45 RPM: Wu-Tang Clan (Pt. 4)

Picture of the GZA album, Beneath the Surface.

This is part four of an ongoing 45 RPM series on the Wu-Tang Clan’s essential discography. The previous installments can be found in the sidebar to your right.

GZA/Genius – Beneath the Surface (1999)

Go hard or go home. What’s this? I want my masterpiece. I want Liquid Swords II. Boo-hoo. Independent-shmendependent. And where’s RZA?

Chill out: Wu-Tang have always been decidedly democratic, and have gone on about not having a particular “leader.” They say this to keep the Clan from caving in on itself. Both we and they know that RZA is the lynchpin of every solo record, so most Wu efforts since ’99 have been exercises in distancing themselves from RZA’s cold hand on the console. It makes sense. And hey, RZA’s not entirely absent. He produces one track on Beneath the Surface–”1112” (it sounds like a Wu-Tang Forever B-side, nothing special)–and goes hella hard lyrically on the expertly-produced “Hip-Hop Fury.” The song bumps a classic 90s bass and a glassy, elegant piano line, with some expected Wu synth charges thrown in to keep it exciting.

A beat not crafted by RZA can do such magic? Believe it. It was an affiliate named Arabian Knight, who along with Mathematics handles most of the musical end of the album. A different perspective on the beat end should be welcomed. Arabian Knight and Mathematics do it mostly with string samples: “Breaker, Breaker” fuses walkie-talkie sounds with distilled strings and GZA’s ridiculous Genius (“The name ring the bell, killable two syllable/The Wu is coming through, the outcome is critical”); “Stringplay” is equally playful, with Meth and GZA talking sex and mad similes over a dancing, string-plucking rhythm. Album champion “Publicity” has compressed “epic” strings with a spirited, varied hi-hat-and-snare beat. GZA literally tears your face off from the back of your head: “Like those who feast on hogs, eat Murder Dogs/A Village Voice kid with his heart and soul calm/Killa bees produce the honey, that fortify the platinum/Plus the DJ claws fiend to scratch them/Thus street team take shots at criticism/Promotional vehicles wiffin wit mad rhythm.”

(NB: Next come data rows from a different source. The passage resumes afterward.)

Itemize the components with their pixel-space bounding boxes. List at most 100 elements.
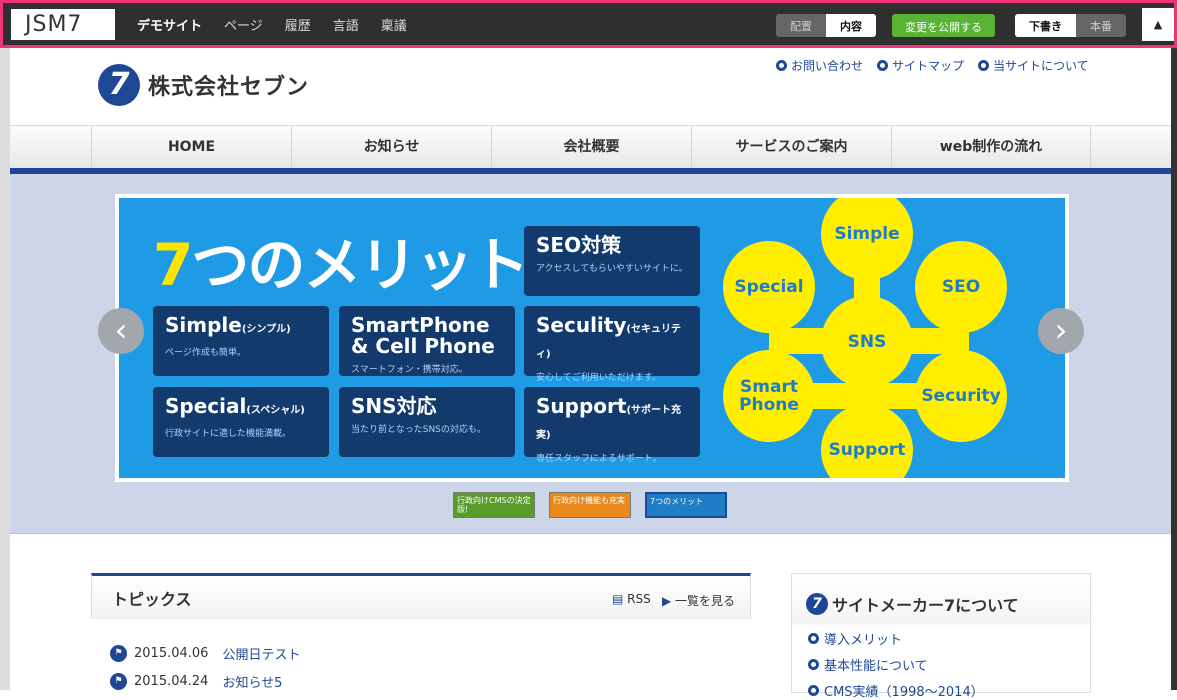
news-link[interactable]: 公開日テスト (222, 644, 300, 663)
nav-company[interactable]: 会社概要 (491, 126, 691, 169)
slide-title-text: つのメリット (191, 231, 529, 299)
sidebar-link-label: 基本性能について (824, 659, 928, 674)
chevron-right-icon: › (1054, 311, 1068, 349)
sidebar-link-features[interactable]: 基本性能について (808, 655, 928, 674)
util-link-contact[interactable]: お問い合わせ (776, 57, 863, 74)
admin-menu-history[interactable]: 履歴 (285, 15, 311, 34)
util-link-label: 当サイトについて (993, 59, 1089, 73)
global-nav: HOME お知らせ 会社概要 サービスのご案内 web制作の流れ (10, 125, 1171, 169)
rss-label: RSS (627, 592, 651, 606)
admin-menu-demo-site[interactable]: デモサイト (137, 15, 202, 34)
seven-logo-icon: 7 (806, 593, 828, 615)
left-frame (0, 48, 10, 690)
merit-card-desc: 当たり前となったSNSの対応も。 (351, 425, 486, 435)
hero-slider: 7つのメリット SEO対策 アクセスしてもらいやすいサイトに。 Simple(シ… (10, 174, 1171, 534)
nav-home[interactable]: HOME (91, 126, 291, 169)
merit-card-title: SEO対策 (536, 233, 622, 257)
merit-card-title: Support (536, 394, 627, 418)
slide-thumb-1[interactable]: 行政向けCMSの決定版! (453, 492, 535, 518)
view-mode-toggle: 配置 内容 (776, 14, 876, 37)
admin-menu-language[interactable]: 言語 (333, 15, 359, 34)
triangle-right-icon: ▶ (662, 594, 676, 608)
slide-thumb-2[interactable]: 行政向け機能も充実 (549, 492, 631, 518)
bubble-sns: SNS (821, 296, 913, 388)
merit-card-desc: アクセスしてもらいやすいサイトに。 (536, 264, 688, 274)
chevron-left-icon: ‹ (114, 311, 128, 349)
bubble-support: Support (821, 404, 913, 478)
view-all-label: 一覧を見る (675, 594, 736, 608)
publish-changes-button[interactable]: 変更を公開する (892, 14, 995, 37)
util-link-label: サイトマップ (892, 59, 965, 73)
merit-card-desc: 安心してご利用いただけます。 (536, 373, 661, 383)
bubble-seo: SEO (915, 241, 1007, 333)
merit-card-support: Support(サポート充実) 専任スタッフによるサポート。 (524, 387, 700, 464)
slide-thumb-3-active[interactable]: 7つのメリット (645, 492, 727, 518)
circle-bullet-icon (776, 60, 787, 71)
bubble-smartphone: Smart Phone (723, 350, 815, 442)
sidebar-title-text: サイトメーカー7について (832, 596, 1019, 615)
merit-card-simple: Simple(シンプル) ページ作成も簡単。 (153, 306, 329, 376)
utility-links: お問い合わせ サイトマップ 当サイトについて (776, 57, 1089, 74)
jsm7-logo[interactable]: JSM7 (11, 9, 115, 40)
circle-bullet-icon (978, 60, 990, 71)
slide-title: 7つのメリット (153, 218, 529, 302)
news-item: ⚑ 2015.04.24 お知らせ5 (110, 672, 282, 691)
sidebar-link-merits[interactable]: 導入メリット (808, 629, 902, 648)
circle-bullet-icon (808, 659, 819, 670)
layout-mode-button[interactable]: 配置 (776, 14, 826, 37)
util-link-label: お問い合わせ (791, 59, 864, 73)
merit-card-sns: SNS対応 当たり前となったSNSの対応も。 (339, 387, 515, 457)
draft-button[interactable]: 下書き (1015, 14, 1076, 37)
slider-prev-button[interactable]: ‹ (98, 308, 144, 354)
caret-up-icon: ▲ (1153, 18, 1163, 31)
content-mode-button[interactable]: 内容 (826, 14, 876, 37)
view-all-link[interactable]: ▶ 一覧を見る (662, 592, 735, 609)
circle-bullet-icon (877, 60, 889, 71)
sidebar-link-label: 導入メリット (824, 633, 903, 648)
rss-link[interactable]: ▤ RSS (612, 592, 651, 606)
site-logo[interactable]: 7 株式会社セブン (98, 64, 309, 106)
util-link-about[interactable]: 当サイトについて (978, 57, 1089, 74)
merit-card-title: Seculity (536, 313, 627, 337)
topics-title: トピックス (112, 590, 192, 609)
rss-icon: ▤ (612, 592, 628, 606)
news-item: ⚑ 2015.04.06 公開日テスト (110, 644, 300, 663)
circle-bullet-icon (808, 685, 819, 696)
merit-card-security: Seculity(セキュリティ) 安心してご利用いただけます。 (524, 306, 700, 383)
merit-card-desc: ページ作成も簡単。 (165, 348, 246, 358)
collapse-toolbar-button[interactable]: ▲ (1142, 8, 1174, 41)
admin-menu-page[interactable]: ページ (224, 15, 263, 34)
nav-services[interactable]: サービスのご案内 (691, 126, 891, 169)
flag-icon: ⚑ (110, 673, 127, 690)
news-date: 2015.04.06 (134, 646, 209, 661)
sidebar-link-cms-history[interactable]: CMS実績（1998〜2014） (808, 681, 984, 700)
circle-bullet-icon (808, 633, 819, 644)
news-date: 2015.04.24 (134, 674, 209, 689)
admin-menu-approval[interactable]: 稟議 (381, 15, 407, 34)
merit-card-title: SmartPhone & Cell Phone (351, 313, 495, 358)
flag-icon: ⚑ (110, 645, 127, 662)
sidebar-link-label: CMS実績（1998〜2014） (824, 685, 984, 700)
merit-card-title: Simple (165, 313, 242, 337)
slide-banner[interactable]: 7つのメリット SEO対策 アクセスしてもらいやすいサイトに。 Simple(シ… (115, 194, 1069, 482)
site-page: 7 株式会社セブン お問い合わせ サイトマップ 当サイトについて HOME お知… (10, 48, 1171, 700)
slider-thumbnails: 行政向けCMSの決定版! 行政向け機能も充実 7つのメリット (453, 492, 727, 518)
merit-card-special: Special(スペシャル) 行政サイトに適した機能満載。 (153, 387, 329, 457)
live-button[interactable]: 本番 (1076, 14, 1126, 37)
nav-news[interactable]: お知らせ (291, 126, 491, 169)
admin-menu: デモサイト ページ 履歴 言語 稟議 (137, 15, 407, 34)
nav-workflow[interactable]: web制作の流れ (891, 126, 1091, 169)
merit-card-sub: (シンプル) (241, 324, 291, 335)
merit-card-desc: 行政サイトに適した機能満載。 (165, 429, 292, 439)
merit-card-smartphone: SmartPhone & Cell Phone スマートフォン・携帯対応。 (339, 306, 515, 376)
draft-live-toggle: 下書き 本番 (1015, 14, 1126, 37)
merit-card-sub: (スペシャル) (246, 405, 305, 416)
merit-card-title: Special (165, 394, 247, 418)
merit-card-desc: スマートフォン・携帯対応。 (351, 365, 468, 375)
news-link[interactable]: お知らせ5 (222, 672, 282, 691)
util-link-sitemap[interactable]: サイトマップ (877, 57, 964, 74)
about-sidebar: 7 サイトメーカー7について 導入メリット 基本性能について CMS実績（1998… (791, 573, 1091, 700)
bubble-special: Special (723, 241, 815, 333)
slide-title-number: 7 (153, 231, 193, 299)
slider-next-button[interactable]: › (1038, 308, 1084, 354)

“Beneath the Surface” and “Victim” throw in soothing female R&B singers (why can’t it be raw enough? bawww) while “Amplified Sample” and “Feel Like An Enemy” emanate echoes of old-school minimal Wu. “Mic Trippin’” is the little brother of Ghost’s “Nutmeg.” GZA’s skits shy from goofy thugspeak into more thoughtful, conscious spots disguised as faux-radio commercials. Liquid Swords II? Heavens no. The style is different, not as good, but let’s be real, GZA could spit over duck farts and it’d be fine. RZA who?

Inspectah Deck – Uncontrolled Substance (1999)

Daddy’s little disappointment: RZA’s great flood destroyed all the original tapes for Uncontrolled Substance, originally slated for a ’95 release. The Rebel INS started over from scratch, with much less input from RZA. Much like with Beneath the Surface, the fanbase often laments. It’s more than this though–the album can often be too Uncontrolled and not enough Substance. Overlong, sans hooks, devoid of any major Clan member, and what’s happening with “Show N Prove?” Raw, yes, and a mostly strong, compelling vocal/lyrical performance from Deck. But let’s face it–INS has always been hailed as “lesser Wu,” down there with Masta Killa and U-God as those last few members you can never quite remember when rattling off all nine at a bar to prove your fandom. It’s unfortunate, because Inspectah D. is quite talented, one of the harder members of the Clan. Uncontrolled Substance isn’t clogged with duds, but rather with points that blend together unmemorably.

So what’s so essential about it? “Elevation” is one of the best songs between all nine Clan members. A laid-back, jazzy, vinyl-smooth wah beat accompanies INS’s most compelling wordwork: “Where I come from young ones pump jums for lump sums/Bustin guns, trust none, become son/Truths fell from loose shells that propel/Where I’m dwellin, niggas bail, tellin what you sellin” but one could cite every spoken word in the song in all its perfection. Snare rolls, trumpets and piano boost  the racing-themed “Grand Prix,” and “Hypodermix” is a darker tough-guy  jam dense with skips and effects. None can discredit the one-two-three-four punch of “Intro,” horny RZA-bred “Movas & Shakers,” lean Wu-classic “9th Chamber” and the outstanding title track. Like audiences craving the lost original ending of Welles’ “Magnificent Ambersons,” we’re given a satisfying product that only could’ve potentially been perfect. Speculation is worthless. Uncontrolled Substance is what it is: uneven with moments of brilliance.